Menurutnya, saat ini pihaknya masih mempelajari pasar dan permintaan terhadap All New Honda Scoopy.
"Untuk saat ini, kami sedang melakukan studi dan belum menetapkan ke mana akan diekspor. Kami juga mempelajari demand yang ada di negara lain untuk model ini. Dan tidak hanya kami lakukan atas model Scoopy saja tapi juga model lainnya," kata Keiichi Yasuda, saat peluncuran All New Honda Scoopy, baru-baru ini.
Sebagai catatan, PT AHM berhasil mengekspor 301.935 unit sepeda motor secara utuh atau Completely Built Up (CBU) sepanjang 2019, atau meningkat 66,1 persen dari 2018.
![All New Honda Scoopy dengan warna Fashion Blue dan Fashion Cream [PT Astra Honda Motor].](https://media.suara.com/pictures/653x366/2020/11/10/74767-all-new-honda-scoopy-2.jpg)

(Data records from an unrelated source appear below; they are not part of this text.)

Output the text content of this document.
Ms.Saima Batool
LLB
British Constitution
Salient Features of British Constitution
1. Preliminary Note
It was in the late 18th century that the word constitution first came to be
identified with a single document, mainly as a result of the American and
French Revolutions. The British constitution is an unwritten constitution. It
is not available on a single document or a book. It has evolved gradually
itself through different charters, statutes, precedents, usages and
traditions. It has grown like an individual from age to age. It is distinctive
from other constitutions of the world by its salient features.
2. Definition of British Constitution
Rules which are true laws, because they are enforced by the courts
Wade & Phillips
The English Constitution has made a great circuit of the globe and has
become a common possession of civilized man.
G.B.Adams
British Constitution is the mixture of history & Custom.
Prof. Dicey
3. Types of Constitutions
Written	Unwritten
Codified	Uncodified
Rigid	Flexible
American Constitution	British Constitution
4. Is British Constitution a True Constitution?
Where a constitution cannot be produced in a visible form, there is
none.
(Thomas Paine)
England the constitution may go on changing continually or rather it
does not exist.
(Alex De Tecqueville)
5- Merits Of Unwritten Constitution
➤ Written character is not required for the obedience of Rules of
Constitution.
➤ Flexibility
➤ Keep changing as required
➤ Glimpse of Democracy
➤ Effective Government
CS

Total 301.935 unit ini memberikan kontribusi 37 persen dari total ekspor motor CBU para anggota Asosiasi Industri Sepedamotor Indonesia (AISI), yang jumlahnya mencapai 810.433 unit sepanjang 2019.
Dilihat dari model yang diekspor, skuter matik menjadi model yang paling banyak dikapalkan. Sepanjang 2019, total CBU skutik Honda mencapai 282.008 unit, adapun model terlaris yaitu Honda BeAT dan Vario Series.
Selain melakukan ekspor secara CBU, produsen motor berlogo sayap mengepak ini juga melakukan pengiriman sepeda motor secara terurai sebanyak 322.340 set pada 2019.